# 2TB Toshiba $49.99 MQ03ABB200 BOLT



## Antrom (Apr 6, 2017)

Recently my old Seagate 4TB just died and was replaced with Toshiba 2TB.

I bet this drive won't last 3 years = 3 year manufacture warranty

Real good price at $50

goHardDrive.com - Toshiba MQ03ABB200 2TB 5400RPM 16MB Cache (15mm) SATA 6.0Gb/s 2.5'' Mobile Hard Drive - 3 Year Warranty


----------



## tommage1 (Nov 6, 2008)

Antrom said:


> Recently my old Seagate 4TB just died and was replaced with Toshiba 2TB.
> 
> I bet this drive won't last 3 years = 3 year manufacture warranty
> 
> ...


That is a TREMENDOUS deal for those that want to stick with a 2.5" for a Bolt. I have purchased from goharddrive in the past (usually 3.5" drives), have not had any problems. Only thing I would amend is I THINK the 3 year warranty is through GHD. Though the drive itself has a 3 year manufacturer warranty manufacturer warranties usually start on manufacture date of the drive, not the date it is purchased. Not sure if this model is even manufactured anymore so the actual manufacturing date (and therefore the start of the 3 year MANUFACTURER warranty) could be awhile ago. However I do think GHD will provide the 3 years.
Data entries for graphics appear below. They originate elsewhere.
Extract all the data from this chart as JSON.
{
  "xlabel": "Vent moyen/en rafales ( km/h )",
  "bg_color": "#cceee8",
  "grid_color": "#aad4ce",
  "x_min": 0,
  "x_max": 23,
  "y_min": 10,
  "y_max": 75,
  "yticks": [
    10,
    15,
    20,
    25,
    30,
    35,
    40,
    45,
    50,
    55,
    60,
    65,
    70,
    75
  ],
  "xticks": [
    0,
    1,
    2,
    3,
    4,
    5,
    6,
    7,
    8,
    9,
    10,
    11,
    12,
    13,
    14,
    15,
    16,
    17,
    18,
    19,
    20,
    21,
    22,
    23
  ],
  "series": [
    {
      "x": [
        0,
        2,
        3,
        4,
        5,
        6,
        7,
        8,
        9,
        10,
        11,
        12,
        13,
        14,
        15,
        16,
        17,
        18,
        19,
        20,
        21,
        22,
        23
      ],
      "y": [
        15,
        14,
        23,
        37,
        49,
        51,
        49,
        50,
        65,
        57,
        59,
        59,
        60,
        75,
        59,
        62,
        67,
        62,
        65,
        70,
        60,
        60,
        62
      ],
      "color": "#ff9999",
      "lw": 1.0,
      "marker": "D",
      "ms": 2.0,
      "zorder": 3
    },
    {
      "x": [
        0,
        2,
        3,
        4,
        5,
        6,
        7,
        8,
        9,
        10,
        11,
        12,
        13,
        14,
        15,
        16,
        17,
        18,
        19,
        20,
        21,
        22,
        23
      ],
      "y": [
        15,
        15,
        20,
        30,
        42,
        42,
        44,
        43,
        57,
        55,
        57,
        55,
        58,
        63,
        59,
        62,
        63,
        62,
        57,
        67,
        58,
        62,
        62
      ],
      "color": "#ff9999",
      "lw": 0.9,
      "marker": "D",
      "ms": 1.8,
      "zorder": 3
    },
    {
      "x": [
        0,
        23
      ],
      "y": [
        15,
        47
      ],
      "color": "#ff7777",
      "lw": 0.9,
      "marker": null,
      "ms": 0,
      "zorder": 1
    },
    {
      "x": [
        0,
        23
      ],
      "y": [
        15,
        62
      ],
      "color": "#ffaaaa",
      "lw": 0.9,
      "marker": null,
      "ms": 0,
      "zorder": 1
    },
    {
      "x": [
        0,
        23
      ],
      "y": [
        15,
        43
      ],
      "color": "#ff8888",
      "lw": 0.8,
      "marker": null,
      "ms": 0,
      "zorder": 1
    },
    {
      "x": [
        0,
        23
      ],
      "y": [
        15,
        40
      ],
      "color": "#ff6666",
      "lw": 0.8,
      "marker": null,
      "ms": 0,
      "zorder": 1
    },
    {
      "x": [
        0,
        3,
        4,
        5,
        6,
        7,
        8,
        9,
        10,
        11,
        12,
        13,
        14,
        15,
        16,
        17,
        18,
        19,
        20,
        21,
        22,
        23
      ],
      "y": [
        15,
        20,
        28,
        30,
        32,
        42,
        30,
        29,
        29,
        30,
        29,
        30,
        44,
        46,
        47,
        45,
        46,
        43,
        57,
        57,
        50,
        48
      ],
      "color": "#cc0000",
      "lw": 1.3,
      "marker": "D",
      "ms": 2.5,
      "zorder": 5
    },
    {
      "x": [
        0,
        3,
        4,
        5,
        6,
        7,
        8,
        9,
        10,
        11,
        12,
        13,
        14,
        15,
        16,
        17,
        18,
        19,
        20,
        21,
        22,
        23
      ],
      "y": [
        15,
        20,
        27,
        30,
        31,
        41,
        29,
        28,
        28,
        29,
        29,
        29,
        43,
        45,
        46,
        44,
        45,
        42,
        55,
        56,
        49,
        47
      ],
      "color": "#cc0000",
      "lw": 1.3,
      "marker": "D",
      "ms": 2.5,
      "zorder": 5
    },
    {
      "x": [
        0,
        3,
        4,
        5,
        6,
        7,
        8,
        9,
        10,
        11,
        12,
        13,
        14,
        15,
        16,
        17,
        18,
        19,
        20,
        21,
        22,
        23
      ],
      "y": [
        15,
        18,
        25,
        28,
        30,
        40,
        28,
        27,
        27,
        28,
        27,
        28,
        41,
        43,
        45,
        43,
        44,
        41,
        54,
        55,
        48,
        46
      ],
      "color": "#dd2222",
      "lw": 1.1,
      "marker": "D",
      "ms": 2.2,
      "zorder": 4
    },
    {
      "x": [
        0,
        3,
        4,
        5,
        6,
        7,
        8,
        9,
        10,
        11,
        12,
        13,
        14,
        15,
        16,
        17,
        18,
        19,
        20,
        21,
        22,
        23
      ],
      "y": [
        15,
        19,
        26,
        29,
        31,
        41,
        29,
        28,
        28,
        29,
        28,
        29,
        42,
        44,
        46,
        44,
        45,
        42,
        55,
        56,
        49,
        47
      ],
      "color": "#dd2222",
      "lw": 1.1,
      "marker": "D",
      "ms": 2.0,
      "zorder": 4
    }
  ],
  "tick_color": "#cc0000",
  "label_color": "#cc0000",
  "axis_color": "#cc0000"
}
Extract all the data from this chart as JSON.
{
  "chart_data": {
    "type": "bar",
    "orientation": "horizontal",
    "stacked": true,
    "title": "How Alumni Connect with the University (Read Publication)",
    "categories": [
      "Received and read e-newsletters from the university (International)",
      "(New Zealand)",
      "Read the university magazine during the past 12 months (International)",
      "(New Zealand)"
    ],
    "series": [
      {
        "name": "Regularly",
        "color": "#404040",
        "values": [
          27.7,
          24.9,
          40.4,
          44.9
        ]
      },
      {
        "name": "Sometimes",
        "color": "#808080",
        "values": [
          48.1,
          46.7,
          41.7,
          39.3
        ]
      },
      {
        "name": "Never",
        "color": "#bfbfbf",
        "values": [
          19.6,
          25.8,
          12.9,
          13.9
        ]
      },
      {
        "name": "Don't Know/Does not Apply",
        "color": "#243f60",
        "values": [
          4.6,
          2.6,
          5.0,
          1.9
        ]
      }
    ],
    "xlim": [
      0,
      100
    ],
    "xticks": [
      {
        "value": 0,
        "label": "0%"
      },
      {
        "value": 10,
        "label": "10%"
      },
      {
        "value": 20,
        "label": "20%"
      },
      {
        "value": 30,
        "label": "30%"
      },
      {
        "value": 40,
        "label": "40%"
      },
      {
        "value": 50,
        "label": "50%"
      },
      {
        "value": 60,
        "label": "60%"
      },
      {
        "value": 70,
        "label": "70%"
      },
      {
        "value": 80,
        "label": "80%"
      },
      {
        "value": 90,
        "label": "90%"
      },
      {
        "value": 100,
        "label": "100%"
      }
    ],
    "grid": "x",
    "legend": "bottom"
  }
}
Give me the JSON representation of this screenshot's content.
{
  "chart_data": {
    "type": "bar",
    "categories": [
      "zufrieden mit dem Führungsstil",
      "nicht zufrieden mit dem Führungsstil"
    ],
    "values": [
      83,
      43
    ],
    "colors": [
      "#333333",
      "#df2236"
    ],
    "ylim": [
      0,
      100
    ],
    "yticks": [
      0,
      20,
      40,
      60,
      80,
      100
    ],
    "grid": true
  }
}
Difference is GHD might not be able to replace with the same model drive if it does fail as it may no longer be in stock.


----------



## Doc Holiday (Dec 31, 2016)

As of 12/3/2020 this drive is still available for $49.99 on goHardDrive.com. This Toshiba MQ03ABB200 worked well for me for almost 4 years to the day. This morning I found all four lights on the Tivo blinking. Upon reboot the drive had a nasty grind-clunk, grind-clunk, grind-cluck noise it made for about a minute before stopping all together. I checked the drive in Linux and it was recognized, but the partitions could not be found. Popped a new drive of the same model in the Tivo and it's back up and running.


----------



## MrDell (Jul 8, 2012)

Doc Holiday said:


> As of 12/3/2020 this drive is still available for $49.99 on goHardDrive.com. This Toshiba MQ03ABB200 worked well for me for almost 4 years to the day. This morning I found all four lights on the Tivo blinking. Upon reboot the drive had a nasty grind-clunk, grind-clunk, grind-cluck noise it made for about a minute before stopping all together. I checked the drive in Linux and it was recognized, but the partitions could not be found. Popped a new drive of the same model in the Tivo and it's back up and running.
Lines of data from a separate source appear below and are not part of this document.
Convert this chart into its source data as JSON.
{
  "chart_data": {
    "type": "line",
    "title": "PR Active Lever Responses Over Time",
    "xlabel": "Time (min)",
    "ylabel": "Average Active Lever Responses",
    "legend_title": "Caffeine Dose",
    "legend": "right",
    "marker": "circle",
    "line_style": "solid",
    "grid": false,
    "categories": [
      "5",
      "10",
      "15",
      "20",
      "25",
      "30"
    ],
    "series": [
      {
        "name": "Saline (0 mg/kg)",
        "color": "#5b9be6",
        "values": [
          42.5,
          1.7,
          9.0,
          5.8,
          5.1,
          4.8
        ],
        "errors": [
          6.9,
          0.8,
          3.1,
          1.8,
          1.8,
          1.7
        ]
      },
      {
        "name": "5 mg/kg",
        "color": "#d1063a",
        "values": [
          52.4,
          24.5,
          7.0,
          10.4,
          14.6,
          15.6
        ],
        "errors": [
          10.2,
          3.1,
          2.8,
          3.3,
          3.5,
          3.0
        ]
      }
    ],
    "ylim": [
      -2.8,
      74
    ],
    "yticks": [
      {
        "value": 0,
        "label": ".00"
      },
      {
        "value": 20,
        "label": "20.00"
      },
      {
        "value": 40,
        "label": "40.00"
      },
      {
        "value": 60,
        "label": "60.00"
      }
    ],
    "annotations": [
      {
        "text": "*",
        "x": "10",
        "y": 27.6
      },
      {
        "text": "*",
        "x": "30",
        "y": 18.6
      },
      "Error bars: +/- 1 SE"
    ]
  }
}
Notice these Toshibas on Amazon also .... are you running TE4 on your tivo... read a few reports of boot up issues with TE4 with certain drives


----------



## Doc Holiday (Dec 31, 2016)

I am still on TE3. Haven't found TE4 compelling enough to make the transition yet.


----------



## MrDell (Jul 8, 2012)

Doc Holiday said:


> I am still on TE3. Haven't found TE4 compelling enough to make the transition yet.


Thanks for the information!


----------